I did an advent devotional in the mornings.  One that didn’t just talk about the basics and logistics of the birth story in the Bible but talked about the story as a whole.

As I was thinking through some of these topics this month, I kept coming back to the thought and topic of “the bad news of Christmas.”

The bad news of Christmas goes clear back to that garden at the beginning, where the world was created and was good and perfect.  It also goes back to the very story of Adam and Eve, where choices were made and humanity broke as mankind was separated from God.

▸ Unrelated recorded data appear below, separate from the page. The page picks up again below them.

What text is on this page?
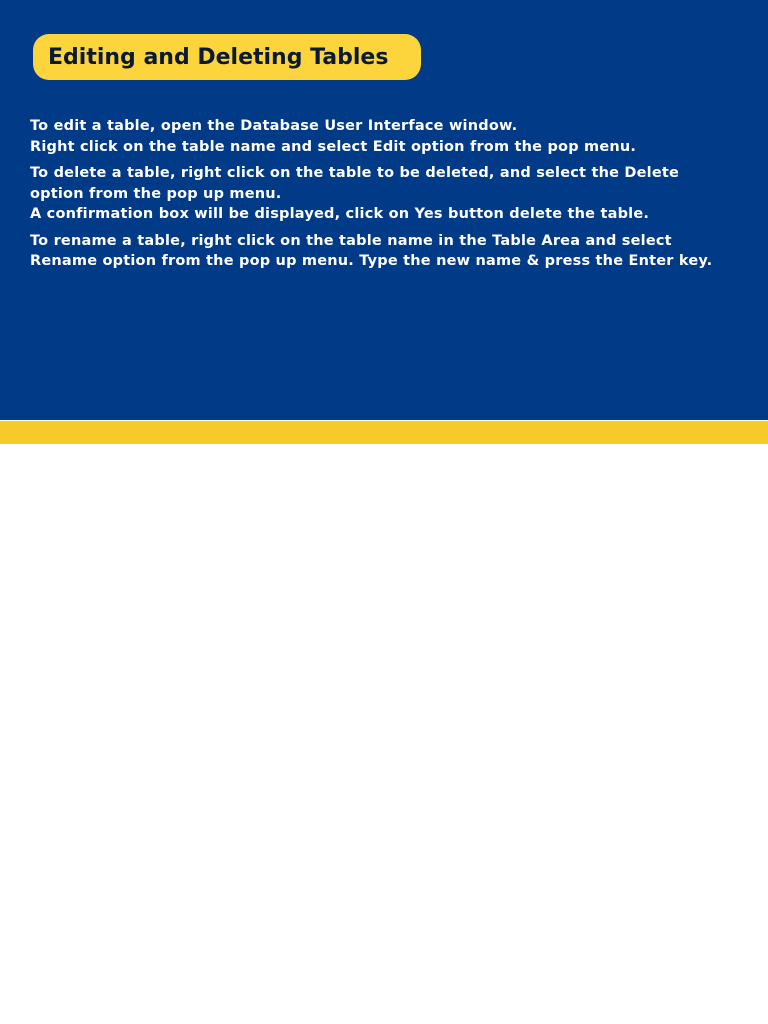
Editing and Deleting Tables
To edit a table, open the Database User Interface window.
Right click on the table name and select Edit option from the pop menu.
To delete a table, right click on the table to be deleted, and select the Delete
option from the pop up menu.
A confirmation box will be displayed, click on Yes button delete the table.
To rename a table, right click on the table name in the Table Area and select
Rename option from the pop up menu. Type the new name & press the Enter key.
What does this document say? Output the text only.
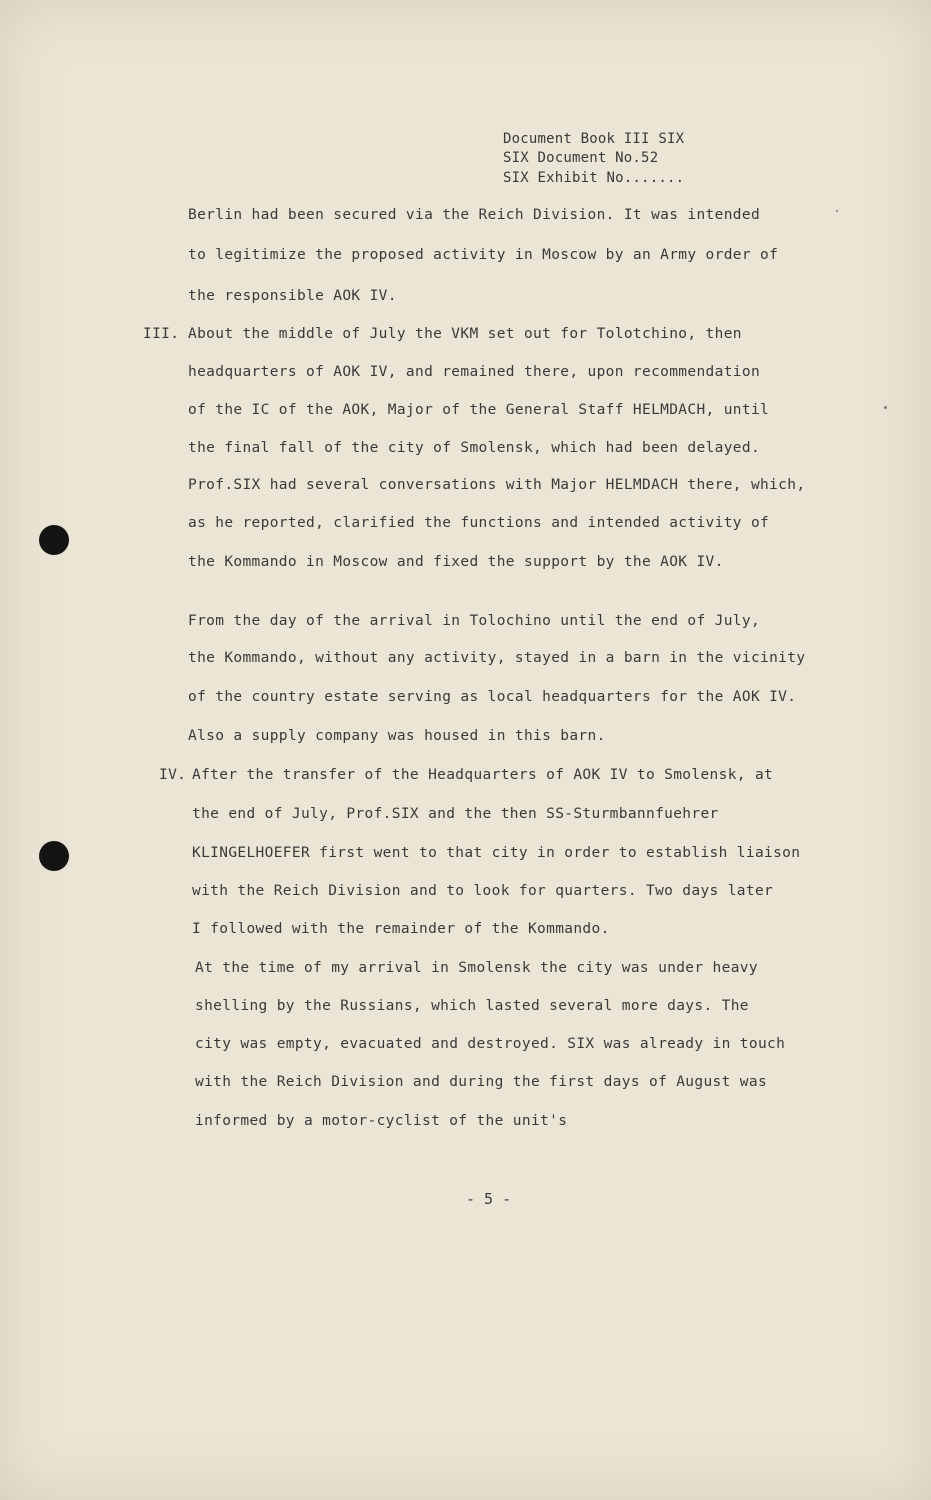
Document Book III SIX
SIX Document No.52
SIX Exhibit No.......
Berlin had been secured via the Reich Division. It was intended
to legitimize the proposed activity in Moscow by an Army order of
the responsible AOK IV.
III. About the middle of July the VKM set out for Tolotchino, then
headquarters of AOK IV, and remained there, upon recommendation
of the IC of the AOK, Major of the General Staff HELMDACH, until
the final fall of the city of Smolensk, which had been delayed.
Prof.SIX had several conversations with Major HELMDACH there, which,
as he reported, clarified the functions and intended activity of
the Kommando in Moscow and fixed the support by the AOK IV.
From the day of the arrival in Tolochino until the end of July,
the Kommando, without any activity, stayed in a barn in the vicinity
of the country estate serving as local headquarters for the AOK IV.
Also a supply company was housed in this barn.
IV. After the transfer of the Headquarters of AOK IV to Smolensk, at
the end of July, Prof.SIX and the then SS-Sturmbannfuehrer
KLINGELHOEFER first went to that city in order to establish liaison
with the Reich Division and to look for quarters. Two days later
I followed with the remainder of the Kommando.
At the time of my arrival in Smolensk the city was under heavy
shelling by the Russians, which lasted several more days. The
city was empty, evacuated and destroyed. SIX was already in touch
with the Reich Division and during the first days of August was
informed by a motor-cyclist of the unit's
- 5 -
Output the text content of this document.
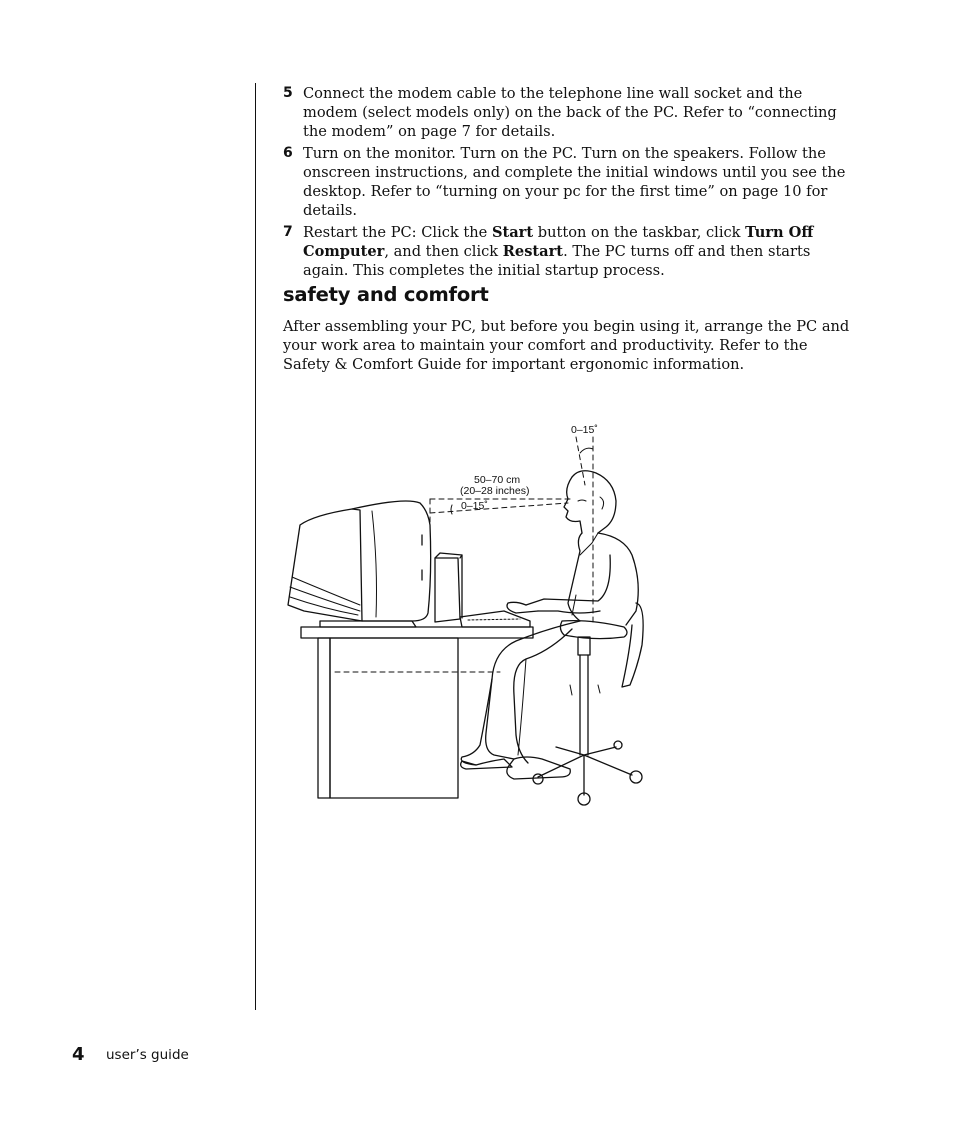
5 Connect the modem cable to the telephone line wall socket and the modem (select models only) on the back of the PC. Refer to “connecting the modem” on page 7 for details.
6 Turn on the monitor. Turn on the PC. Turn on the speakers. Follow the onscreen instructions, and complete the initial windows until you see the desktop. Refer to “turning on your pc for the first time” on page 10 for details.
7 Restart the PC: Click the Start button on the taskbar, click Turn Off Computer, and then click Restart. The PC turns off and then starts again. This completes the initial startup process.
safety and comfort

After assembling your PC, but before you begin using it, arrange the PC and your work area to maintain your comfort and productivity. Refer to the Safety & Comfort Guide for important ergonomic information.

0–15˚
50–70 cm
(20–28 inches)
0–15˚
4 user’s guide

See, the bad news of Christmas is that we ever needed it to begin with.  We celebrate the birth of a baby, and sometimes edit out the messiness and the need for the birth to begin with.  To grasp the beauty of the story and the celebration of the story, we have to realize the darkness of it first.

The darkness of a couple in a perfect garden who would have known what it was like to literally live in paradise with God.  They would’ve known the heartbreak of sin as it changed their relationship with each other, with God and with mankind forever.  They experienced the devastation of going from the garden to our broken world.  We have to realize the darkness of sin in ourselves and that we can’t do anything to change that on our own.

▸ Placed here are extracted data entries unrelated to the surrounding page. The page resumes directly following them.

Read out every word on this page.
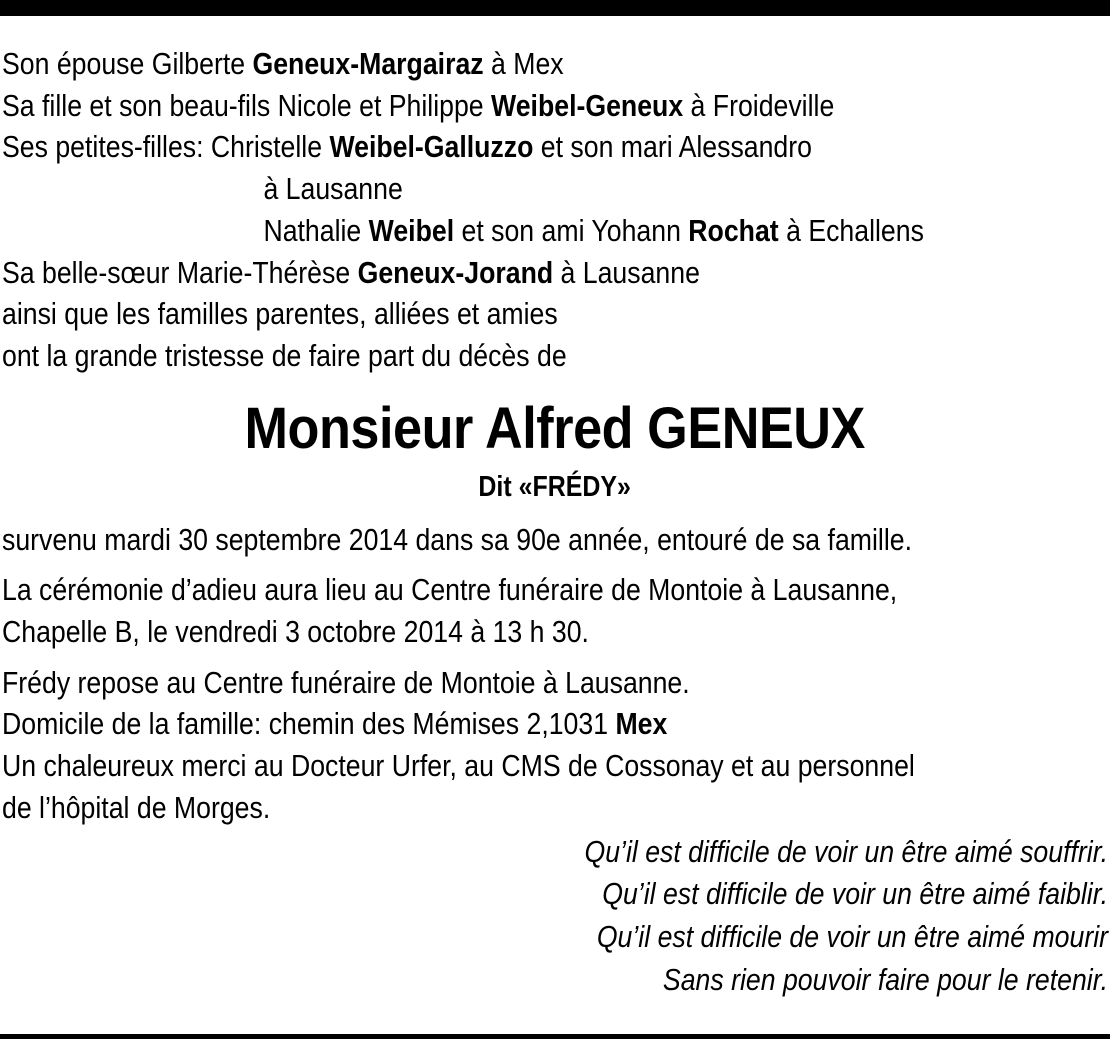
Son épouse Gilberte Geneux-Margairaz à Mex
Sa fille et son beau-fils Nicole et Philippe Weibel-Geneux à Froideville
Ses petites-filles: Christelle Weibel-Galluzzo et son mari Alessandro
à Lausanne
Nathalie Weibel et son ami Yohann Rochat à Echallens
Sa belle-sœur Marie-Thérèse Geneux-Jorand à Lausanne
ainsi que les familles parentes, alliées et amies
ont la grande tristesse de faire part du décès de
Monsieur Alfred GENEUX
Dit «FRÉDY»
survenu mardi 30 septembre 2014 dans sa 90e année, entouré de sa famille.
La cérémonie d’adieu aura lieu au Centre funéraire de Montoie à Lausanne,
Chapelle B, le vendredi 3 octobre 2014 à 13 h 30.
Frédy repose au Centre funéraire de Montoie à Lausanne.
Domicile de la famille: chemin des Mémises 2,1031 Mex
Un chaleureux merci au Docteur Urfer, au CMS de Cossonay et au personnel
de l’hôpital de Morges.
Qu’il est difficile de voir un être aimé souffrir.
Qu’il est difficile de voir un être aimé faiblir.
Qu’il est difficile de voir un être aimé mourir
Sans rien pouvoir faire pour le retenir.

There are times that we all discuss peace in general or peace on earth as a desire.  We would like to have no war, no family fights, no broken homes.  We would like to have everyone agree or at least disagree civilly.  We would like true peace.  The bad news is, this will never actually be a real thing.  We will always mess it up.  We will always sin because ever since the garden it has been in our nature, deeply rooted.  If we were the ones in the garden then we’d be the ones making the wrong choice as well.   There was also a promise made in the garden though.  In the very midst of the curse God promised a savior would come.

In the Bible, the Old Testament continues to point towards a Savior coming who will set up a kingdom and save them.  But when He did come, it wasn’t what they expected.  It wasn’t to give them the physical comfort of peace on earth or establish a lavish kingdom to rule them all.  It was to save us from the brokenness and the sin.  It was to redeem us and restore us to a relationship with God as we could never do it ourselves. 

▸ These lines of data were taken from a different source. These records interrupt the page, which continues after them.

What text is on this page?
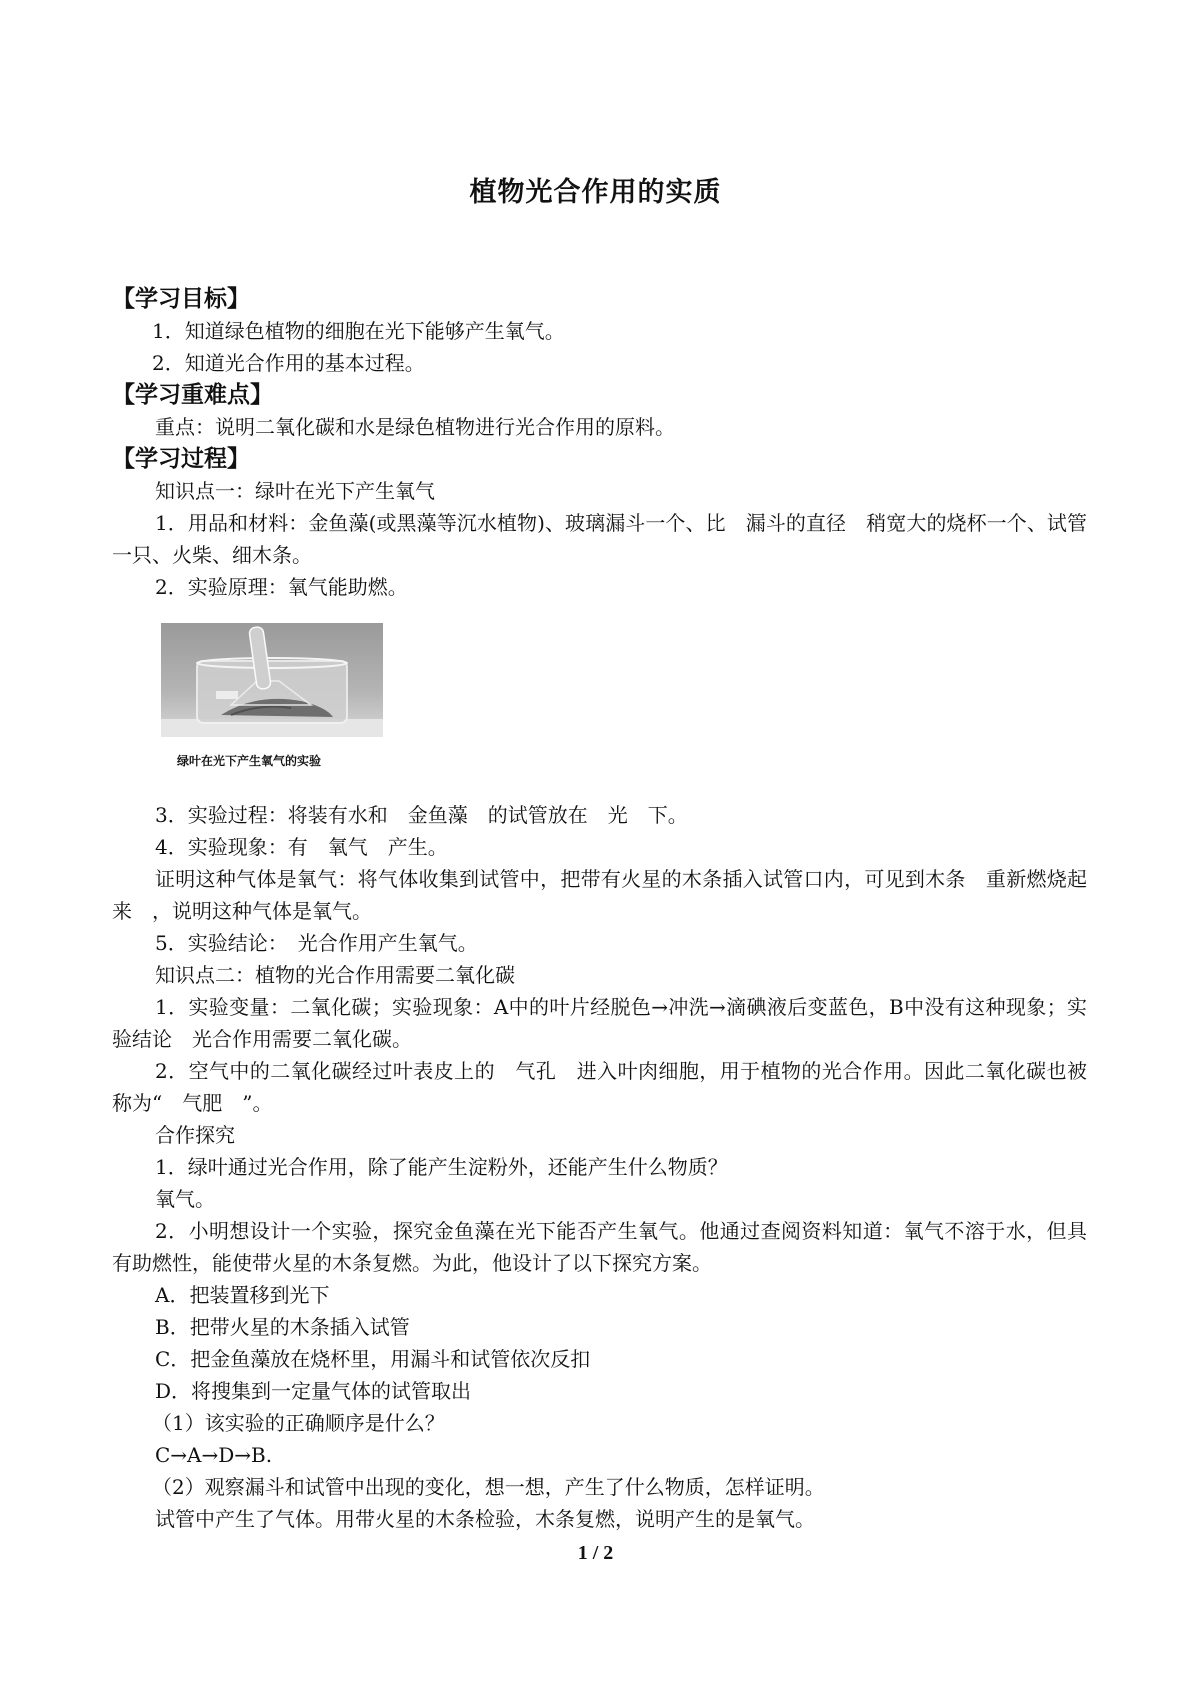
植物光合作用的实质

【学习目标】

1．知道绿色植物的细胞在光下能够产生氧气。

2．知道光合作用的基本过程。

【学习重难点】

重点：说明二氧化碳和水是绿色植物进行光合作用的原料。

【学习过程】

知识点一：绿叶在光下产生氧气

1．用品和材料：金鱼藻(或黑藻等沉水植物)、玻璃漏斗一个、比　漏斗的直径　稍宽大的烧杯一个、试管一只、火柴、细木条。

2．实验原理：氧气能助燃。

绿叶在光下产生氧气的实验

3．实验过程：将装有水和　金鱼藻　的试管放在　光　下。

4．实验现象：有　氧气　产生。

证明这种气体是氧气：将气体收集到试管中，把带有火星的木条插入试管口内，可见到木条　重新燃烧起来　，说明这种气体是氧气。

5．实验结论：　光合作用产生氧气。

知识点二：植物的光合作用需要二氧化碳

1．实验变量：二氧化碳；实验现象：A中的叶片经脱色→冲洗→滴碘液后变蓝色，B中没有这种现象；实验结论　光合作用需要二氧化碳。

2．空气中的二氧化碳经过叶表皮上的　气孔　进入叶肉细胞，用于植物的光合作用。因此二氧化碳也被称为“　气肥　”。

合作探究

1．绿叶通过光合作用，除了能产生淀粉外，还能产生什么物质？

氧气。

2．小明想设计一个实验，探究金鱼藻在光下能否产生氧气。他通过查阅资料知道：氧气不溶于水，但具有助燃性，能使带火星的木条复燃。为此，他设计了以下探究方案。

A．把装置移到光下

B．把带火星的木条插入试管

C．把金鱼藻放在烧杯里，用漏斗和试管依次反扣

D．将搜集到一定量气体的试管取出

（1）该实验的正确顺序是什么？

C→A→D→B.

（2）观察漏斗和试管中出现的变化，想一想，产生了什么物质，怎样证明。

试管中产生了气体。用带火星的木条检验，木条复燃，说明产生的是氧气。

1 / 2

When we recognize the complete story of how lost we are as sinful humans; when we recognize the depths of the darkness in ourselves, then we grasp the bad news.  That we are uncapable of saving ourselves.  Which leads us to the good part.

I love the Christmas pageants and Sunday school children reciting the Christmas story.  My heart is filled with joy every time a little girl dressed as a sheep steals the baby doll from the manger or all three wise men don’t make it down the aisle as one runs off to the safety of mom and dad.  It makes my heart sing.

It should make all of our hearts sing as it made angels sing in praise to God. It’s a beautiful story.  

The story tells of how Jesus has come and is the only true Peace on Earth.  Not that he has come to reform government and end suffering, but has come to redeem us and restore us to God and be our peace in the midst of this broken world.  As our hearts grasp the entire story, we can see the beauty of God’s grace as our brokenness is covered completely and a relationship restored by His finished work.

I pray that this year we could see the bad news of Christmas, that leads us to the beautiful news of Christ being born.  A birth worthy of angel choirs, cosmic changes in the stars, and traveling kings; yet taking place in the humblest of places.  Peace on Earth.